While available, we’ll survey the accomplishment and folly of TCU’s winter and spring sports before they, and consequently every other collegiate and professional athlete, were defeated by the coronavirus. Jamie Dixon’s hoopers are an interesting case as they are likely the only team whose season wasn’t affected by the pandemic now sweeping its way through our country. Dixon’s seventh-seed dribblers traveled to Kansas City to tip off in the opening round of the Big 12 tournament against the dead last Kansas State Wildcats last week. Rumors swelled that the upcoming NCAA tournament would shun crowds and allow only family members and essential staff to attend, which would have been its own experiment in strangeness. The Wildcats, who have fallen to our Frogs twice this season, were more than ready to rectify previous close losses by capitalizing on a paltry 18 first-half Frog points to lead by 10 after halftime. An inspiring late rally from TCU couldn’t overcome early foibles as Dixon and company were eliminated from the conference tournament, which was subsequently cancelled the next day.
Our boys find themselves in rare company as the only other team besides the Cyclones who were both eliminated from a tournament that never concluded. It was likely the end of our boys’ season either way. The NIT field grew crowded with automatic bids, and we would have been one of the last selected but likely not at all. Ideas were floated for an honorary selection Sunday, which never culminated. TCU’s season wasn’t awful, all things considered, but “slightly exceeding expectations” is not a banner-worthy slogan to hang in Schollmaier Arena.
Women’s hoops lived a much more somber tale as coach Raegan Pebley’s players exploded past their basement projection and waited for a quarterfinal opponent in their two-seed for a game that would never occur. It was likely that our gals’ season would have earned them their first tournament berth in 10 years, but we’ll never know. A heartwarming video is spreading across social media documenting our TCU baseball boys awaiting our ladies with flowers in hand to blunt the blow of a season of unfinished business and seniors who’ll lack closure to their playing careers.

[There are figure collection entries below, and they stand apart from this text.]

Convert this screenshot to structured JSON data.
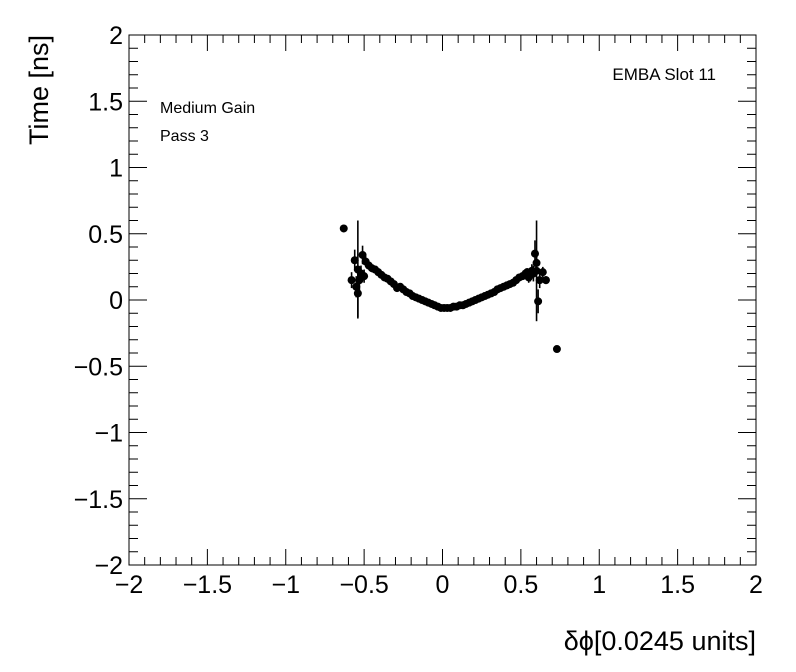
{
  "chart_data": {
    "type": "scatter",
    "title": "",
    "xlabel": "δϕ[0.0245 units]",
    "ylabel": "Time [ns]",
    "xlim": [
      -2,
      2
    ],
    "ylim": [
      -2,
      2
    ],
    "x_ticks": [
      "−2",
      "−1.5",
      "−1",
      "−0.5",
      "0",
      "0.5",
      "1",
      "1.5",
      "2"
    ],
    "y_ticks": [
      "2",
      "1.5",
      "1",
      "0.5",
      "0",
      "−0.5",
      "−1",
      "−1.5",
      "−2"
    ],
    "x_tick_values": [
      -2,
      -1.5,
      -1,
      -0.5,
      0,
      0.5,
      1,
      1.5,
      2
    ],
    "y_tick_values": [
      2,
      1.5,
      1,
      0.5,
      0,
      -0.5,
      -1,
      -1.5,
      -2
    ],
    "annotations": {
      "module": "EMBA Slot 11",
      "gain": "Medium Gain",
      "pass": "Pass 3"
    },
    "grid": false,
    "marker_color": "#000000",
    "points": [
      {
        "x": -0.63,
        "y": 0.54,
        "err": 0.0
      },
      {
        "x": -0.58,
        "y": 0.15,
        "err": 0.06
      },
      {
        "x": -0.56,
        "y": 0.3,
        "err": 0.08
      },
      {
        "x": -0.55,
        "y": 0.1,
        "err": 0.08
      },
      {
        "x": -0.54,
        "y": 0.05,
        "err": 0.18
      },
      {
        "x": -0.54,
        "y": 0.23,
        "err": 0.37
      },
      {
        "x": -0.53,
        "y": 0.15,
        "err": 0.1
      },
      {
        "x": -0.52,
        "y": 0.2,
        "err": 0.06
      },
      {
        "x": -0.51,
        "y": 0.34,
        "err": 0.07
      },
      {
        "x": -0.5,
        "y": 0.18,
        "err": 0.05
      },
      {
        "x": -0.49,
        "y": 0.29,
        "err": 0.04
      },
      {
        "x": -0.47,
        "y": 0.26,
        "err": 0.03
      },
      {
        "x": -0.45,
        "y": 0.24,
        "err": 0.03
      },
      {
        "x": -0.43,
        "y": 0.23,
        "err": 0.02
      },
      {
        "x": -0.41,
        "y": 0.21,
        "err": 0.02
      },
      {
        "x": -0.39,
        "y": 0.19,
        "err": 0.02
      },
      {
        "x": -0.37,
        "y": 0.17,
        "err": 0.02
      },
      {
        "x": -0.35,
        "y": 0.16,
        "err": 0.015
      },
      {
        "x": -0.33,
        "y": 0.14,
        "err": 0.015
      },
      {
        "x": -0.31,
        "y": 0.12,
        "err": 0.015
      },
      {
        "x": -0.29,
        "y": 0.09,
        "err": 0.01
      },
      {
        "x": -0.27,
        "y": 0.1,
        "err": 0.01
      },
      {
        "x": -0.25,
        "y": 0.08,
        "err": 0.01
      },
      {
        "x": -0.23,
        "y": 0.06,
        "err": 0.01
      },
      {
        "x": -0.21,
        "y": 0.05,
        "err": 0.01
      },
      {
        "x": -0.19,
        "y": 0.03,
        "err": 0.01
      },
      {
        "x": -0.17,
        "y": 0.02,
        "err": 0.01
      },
      {
        "x": -0.15,
        "y": 0.01,
        "err": 0.01
      },
      {
        "x": -0.13,
        "y": 0.0,
        "err": 0.01
      },
      {
        "x": -0.11,
        "y": -0.01,
        "err": 0.01
      },
      {
        "x": -0.09,
        "y": -0.02,
        "err": 0.01
      },
      {
        "x": -0.07,
        "y": -0.03,
        "err": 0.01
      },
      {
        "x": -0.05,
        "y": -0.04,
        "err": 0.01
      },
      {
        "x": -0.03,
        "y": -0.05,
        "err": 0.01
      },
      {
        "x": -0.01,
        "y": -0.06,
        "err": 0.01
      },
      {
        "x": 0.01,
        "y": -0.06,
        "err": 0.01
      },
      {
        "x": 0.03,
        "y": -0.06,
        "err": 0.01
      },
      {
        "x": 0.05,
        "y": -0.06,
        "err": 0.01
      },
      {
        "x": 0.07,
        "y": -0.05,
        "err": 0.01
      },
      {
        "x": 0.09,
        "y": -0.05,
        "err": 0.01
      },
      {
        "x": 0.11,
        "y": -0.04,
        "err": 0.01
      },
      {
        "x": 0.13,
        "y": -0.04,
        "err": 0.01
      },
      {
        "x": 0.15,
        "y": -0.03,
        "err": 0.01
      },
      {
        "x": 0.17,
        "y": -0.02,
        "err": 0.01
      },
      {
        "x": 0.19,
        "y": -0.01,
        "err": 0.01
      },
      {
        "x": 0.21,
        "y": 0.0,
        "err": 0.01
      },
      {
        "x": 0.23,
        "y": 0.01,
        "err": 0.01
      },
      {
        "x": 0.25,
        "y": 0.02,
        "err": 0.01
      },
      {
        "x": 0.27,
        "y": 0.03,
        "err": 0.01
      },
      {
        "x": 0.29,
        "y": 0.04,
        "err": 0.01
      },
      {
        "x": 0.31,
        "y": 0.05,
        "err": 0.01
      },
      {
        "x": 0.33,
        "y": 0.06,
        "err": 0.01
      },
      {
        "x": 0.35,
        "y": 0.08,
        "err": 0.01
      },
      {
        "x": 0.37,
        "y": 0.09,
        "err": 0.01
      },
      {
        "x": 0.39,
        "y": 0.1,
        "err": 0.01
      },
      {
        "x": 0.41,
        "y": 0.11,
        "err": 0.015
      },
      {
        "x": 0.43,
        "y": 0.12,
        "err": 0.015
      },
      {
        "x": 0.45,
        "y": 0.13,
        "err": 0.015
      },
      {
        "x": 0.47,
        "y": 0.15,
        "err": 0.02
      },
      {
        "x": 0.49,
        "y": 0.17,
        "err": 0.02
      },
      {
        "x": 0.51,
        "y": 0.18,
        "err": 0.02
      },
      {
        "x": 0.53,
        "y": 0.2,
        "err": 0.03
      },
      {
        "x": 0.54,
        "y": 0.21,
        "err": 0.03
      },
      {
        "x": 0.55,
        "y": 0.17,
        "err": 0.04
      },
      {
        "x": 0.56,
        "y": 0.19,
        "err": 0.05
      },
      {
        "x": 0.57,
        "y": 0.22,
        "err": 0.05
      },
      {
        "x": 0.58,
        "y": 0.2,
        "err": 0.06
      },
      {
        "x": 0.59,
        "y": 0.35,
        "err": 0.1
      },
      {
        "x": 0.6,
        "y": 0.28,
        "err": 0.08
      },
      {
        "x": 0.6,
        "y": 0.22,
        "err": 0.38
      },
      {
        "x": 0.61,
        "y": -0.01,
        "err": 0.09
      },
      {
        "x": 0.62,
        "y": 0.15,
        "err": 0.06
      },
      {
        "x": 0.64,
        "y": 0.21,
        "err": 0.04
      },
      {
        "x": 0.66,
        "y": 0.15,
        "err": 0.03
      },
      {
        "x": 0.73,
        "y": -0.37,
        "err": 0.0
      }
    ]
  }
}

In what was perhaps the biggest surprise to me, tennis was cancelled as well. A blanket mandate for the good of the public health makes sense, but collegiate tennis draws what could be considered meager crowds at best and is definitely a hygienic sport. David Roditi’s men, as they have been many times, were ranked in the Top 10 and preparing their way toward conference play and another late appearance in their NCAA tournament. His squad is not overly reliant on their seniors –– who’ll likely have a bonus year of eligibility either way –– and will be back to pick up where they left off next season.
The season for TCU’s boys of summer ended in its infancy with high hopes. Our batting Frogs had been bashing the ball and their opponents at an impressive clip before backsliding a bit before the remainder of the season struck out. The always pesky UTA Mavericks visited last Tuesday and conjured a three-run eighth inning to tie the score at four each and later push the good guys to extra innings. The Mavs added two runs in the 12th, which our Frogs –– who hadn’t scored since the bottom of the second –– couldn’t match and they fell 4-6 in their only loss at Lupton Stadium this season. Later last week, Los Angeles became the city of slim losses as coach Jim Schlossnagle’s sluggers fell to USC and Vanderbilt by a single run but managed to top UCLA by four in between those losses. Baseball is one of several sports in which extra eligibility will almost certainly be granted. Many seniors dot our lineup, and the challenges of retaining them with the allure of Major League contracts will simply multiply with this complex and unprecedented termination of the season.
Despite sports essentially concluding until this summer, Buck U will be here. Follow along –– not in person, of course; stay away from everyone –– for book reviews, interviews, and pandemic power rankings in the coming months. All jokes aside, sports are not an essential part of our survival, but we’ll be starkly reminded what a luxury and joy they truly are during this hiatus. The time has come to fire up ESPN Classic and appreciate the little things that are actually important before hopefully basking in frivolity again as soon as possible.